En un país llamado Conejolandia, de pronto, se pusieron de moda las pajaritas de papel. Todo el mundo compraba y vendía pajaritas: era un negocio redondo porque, cada día que pasaba, las pajaritas subían más y más: comprabas una pajarita hoy, la vendías mañana, y ganabas cien reales: ¡sin hacer nada!. Con ese dinero podías comprar otra pajarita más cara o más cantidad de pajaritas, volverlas a vender y así hasta forrarte: todo era cuestión de tiempo.
Si no tenías dinero para comprar pajaritas no tenías que preocuparte: el banco te prestaba el dinero y también salías ganando porque, mientras que el préstamo no subía, la pajarita sí que ganaba valor: la vendías y con el precio obtenido liquidabas el préstamo y todavía te quedaba ganancia: podías hipotecarte por cien, mil, un millón de pajaritas... o por unas pajaritas de mejor papel, más caras, de colores, más bonitas... en fin, lo que quisieras: aquello era el paraíso de las pajaritas.
Enseguida la gente empezó a viajar, a comprar coches caros, yates... se aficionó al golf y a la enología, a los trajes de armani y a los calzoncillos de versace. Si no se tenía dinero para comprarlos daba igual: te lo prestaban siempre que tuvieras al menos una pajarita, porque, como siempre subían de valor, el banco estaba seguro de cobrar y tú podías seguir viviendo a todo trapo.
Las fábricas de papel echaban humo, y, ni aún así, eran capaces de fabricar tanto papel como el que hacía falta para producir tanta pajarita. Había trabajo para todos: de cortador de papel, de doblador, de pintor de ojos de pajaritas... Incluso vinieron expertos en origami desde Japón para hacer las pajaritas más bonitas que se habían visto jamás. Y mucho trabajo de currante: plegando y plegando cuartillas.
Los gobernantes de Conejolandia vieron aquello y dijeron (como Yahvé en el Génesis) que “todo era bueno”. Siguieron y siguieron alimentando el frenesí papirofléxico con sus políticas económicas.
Y un día, de repente, las pajaritas pasaron de moda: ya nadie las quería, estaban cansados de ver pajaritas, no sabían qué falta hacían tantas pajaritas... Y el precio de las pajaritas cayó en picado...

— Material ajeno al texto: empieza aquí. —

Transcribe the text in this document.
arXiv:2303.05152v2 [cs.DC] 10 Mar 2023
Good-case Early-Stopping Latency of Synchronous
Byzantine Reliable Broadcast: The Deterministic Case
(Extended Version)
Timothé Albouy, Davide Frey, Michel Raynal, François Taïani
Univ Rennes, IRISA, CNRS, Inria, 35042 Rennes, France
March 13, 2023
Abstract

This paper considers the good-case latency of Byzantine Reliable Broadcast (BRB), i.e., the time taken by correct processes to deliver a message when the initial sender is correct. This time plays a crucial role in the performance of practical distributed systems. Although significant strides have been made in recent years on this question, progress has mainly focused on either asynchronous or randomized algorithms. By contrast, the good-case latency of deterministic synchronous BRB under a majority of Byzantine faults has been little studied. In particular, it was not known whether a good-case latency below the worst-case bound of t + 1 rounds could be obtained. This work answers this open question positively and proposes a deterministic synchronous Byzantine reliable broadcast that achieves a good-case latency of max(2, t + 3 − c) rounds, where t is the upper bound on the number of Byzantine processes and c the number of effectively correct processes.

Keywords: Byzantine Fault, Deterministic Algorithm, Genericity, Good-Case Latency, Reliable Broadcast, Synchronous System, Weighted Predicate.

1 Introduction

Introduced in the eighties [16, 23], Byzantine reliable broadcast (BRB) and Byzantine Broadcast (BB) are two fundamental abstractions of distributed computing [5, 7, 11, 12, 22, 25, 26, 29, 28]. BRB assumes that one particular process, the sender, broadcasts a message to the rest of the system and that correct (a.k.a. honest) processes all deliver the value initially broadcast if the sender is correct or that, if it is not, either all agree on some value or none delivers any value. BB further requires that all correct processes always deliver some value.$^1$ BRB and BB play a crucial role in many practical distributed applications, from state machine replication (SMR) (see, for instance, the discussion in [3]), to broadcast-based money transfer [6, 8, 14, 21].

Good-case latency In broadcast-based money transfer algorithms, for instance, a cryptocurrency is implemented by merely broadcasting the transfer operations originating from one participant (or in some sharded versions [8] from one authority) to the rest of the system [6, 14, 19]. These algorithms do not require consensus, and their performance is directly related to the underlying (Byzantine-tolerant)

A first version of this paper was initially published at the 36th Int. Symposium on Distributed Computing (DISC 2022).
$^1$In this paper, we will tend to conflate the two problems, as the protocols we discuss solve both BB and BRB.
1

Muchos habitantes de Conejolandia se quedaron sin nada... sin nada salvo sus préstamos, que siguieron pagando religiosamente a los bancos. Aparecían continuamente pajaritas tiradas en los contenedores de basura y en las cunetas de la carretera. Las fábricas de papel empezaron, una a una, a cerrar, pues ya nadie necesitaba pliegos, folios, cuartillas... Con ello llegó el paro... La gente de Conejolandia lo empezó a pasar mal.
Y, entonces, el Gobierno tuvo una idea: no se dedicó (ni antes, ni ahora) a enseñar a sus súbditos para que se dedicaran a otras actividades, ni procesó o encarceló a los magnates (mangantes) que habían creado el negocio de las pajaritas... No, no, ¡qué va!: propuso, como solución al cierre de las fábricas de papel, que la gente dejara internet y volviera a escribir las cartas a mano.
Se ve así, querido Fabio, que cada país tiene el gobierno que se merece.